L’écran est encore noir quand fusent déjà des sons à faire dresser les cheveux sur la tête. On entend des sifflements de balles, des tirs de snipers, des explosions d’obus. La première image est celle de Paul Marchand (Niels Schneider), nu dans sa baignoire, en train de se frotter frénétiquement en tremblant de tous ses membres, comme pour se débarrasser de l’odeur de soufre et de mort qui lui colle à la peau.

Alors qu’un plan aérien de Sarajevo se révèle, on situe l’action : nous sommes en 1992, sept mois après le début du siège de la ville.
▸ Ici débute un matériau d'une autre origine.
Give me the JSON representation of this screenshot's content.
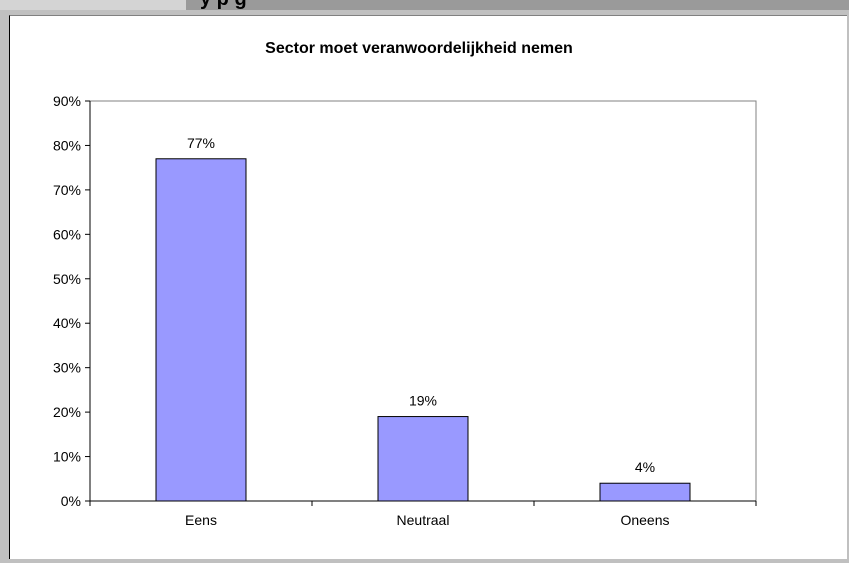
{
  "header": {
    "partial_title": "y         p                                     g"
  },
  "chart_data": {
    "type": "bar",
    "title": "Sector moet veranwoordelijkheid nemen",
    "categories": [
      "Eens",
      "Neutraal",
      "Oneens"
    ],
    "values": [
      77,
      19,
      4
    ],
    "data_labels": [
      "77%",
      "19%",
      "4%"
    ],
    "ylim": [
      0,
      90
    ],
    "yticks": [
      0,
      10,
      20,
      30,
      40,
      50,
      60,
      70,
      80,
      90
    ],
    "ytick_labels": [
      "0%",
      "10%",
      "20%",
      "30%",
      "40%",
      "50%",
      "60%",
      "70%",
      "80%",
      "90%"
    ],
    "xlabel": "",
    "ylabel": "",
    "bar_color": "#9999ff",
    "grid": false,
    "legend": "none"
  }
}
Ce sera pratiquement la seule mise en contexte à laquelle le spectateur aura droit. L’approche de Guillaume de Fontenay, qui signe ici un premier long métrage saisissant, est de nous plonger au cœur du chaos, de façon la plus sèche possible, sans qu’on puisse trop comprendre comment on a pu atteindre un tel seuil de folie guerrière. Le format 4 : 3, plus carré, accentue d’ailleurs l’effet d’étouffement. Comme un étau qui se resserre.

La caméra est fébrile, capte l’urgence de raconter, un peu à l’image du bolide délabré que Marchand conduit à tombeau ouvert sur un grand boulevard désert pendant que son collègue photographe (Vincent Rottiers) s’extirpe de la fenêtre du passager pour faire son travail. Cette réalité crue, qui se déroule « sous l’œil impassible de la communauté internationale », ne peut se prêter au sensationnalisme, encore moins au glamour. On meurt ici. Tous les jours. En pleine rue. Parfois même sous un panneau publicitaire de Coca-Cola.

Même si, dans cette ambiance de fin du monde, on peut parfois s’éclater et baiser furtivement dans une boîte underground au son de Rebel Yell ou Fade to Grey, il reste que le décompte quotidien des morts et des blessés est effarant. Et inclut parfois les noms de journalistes étrangers.

Rien d’un film « aimable »

Sympathie pour le diable, inspiré du récit que Paul Marchand a publié en 1997, n’a rien d’un film « aimable », on l’aura compris. D’autant plus que la personnalité même du reporter, qui s’est suicidé en 2009, n’a strictement rien de lisse. Le défi du cinéaste – et de Niels Schneider – était justement de communiquer l’indignation, voire la révolte d’un reporter visiblement animé de convictions humanistes, sans pour cela effacer les aspérités d’un homme qui, de son vivant, pouvait aussi susciter le rejet.

Le récit fait d’ailleurs écho à la nature kamikaze d’un correspondant de guerre qui, en plus de se permettre des commentaires éditoriaux dans ses reportages, n’hésite pas non plus à se rendre où personne d’autre ne veut aller. Il affiche ainsi un profond mépris pour certains collègues qui, à ses yeux, ne font pas les efforts nécessaires pour aller chercher la nouvelle. Il exècre davantage ceux qui mettent en scène leurs reportages ou qui, pire encore, cèdent à la tentation d’en accentuer les effets dramatiques, histoire de les rendre encore plus spectaculaires.

IMAGE FOURNIE PAR LES FILMS SÉVILLE

Sympathie pour le diable

À cet égard, il convient de souligner la performance de Niels Schneider. L’acteur franco-québécois offre ici une composition vraiment remarquable. Louons aussi la qualité de la reconstitution historique de ce film au modeste budget, dont le tournage s’est déroulé exactement aux mêmes endroits, 25 ans plus tard.

Quand les notes de Brothers in Arms, la poignante chanson de Dire Straits, montent pendant que défile le générique de fin, on a instinctivement l’impression qu’un rouleau compresseur nous est passé sur le corps, mais on comprend aussi très vite combien l’expérience qu’on vient de vivre est essentielle. Parce qu’elle nous connecte directement à la réalité que vivent encore trop d’êtres humains, coincés dans des conflits aussi horribles qu’absurdes. Elle nous relie aussi à celles et ceux qui ont le mandat de nous en informer. Courageusement.

★★★★

Drame. Sympathie pour le diable, de Guillaume de Fontenay. Avec Niels Schneider, Vincent Rottiers, Ella Rumpf. 1 h 42.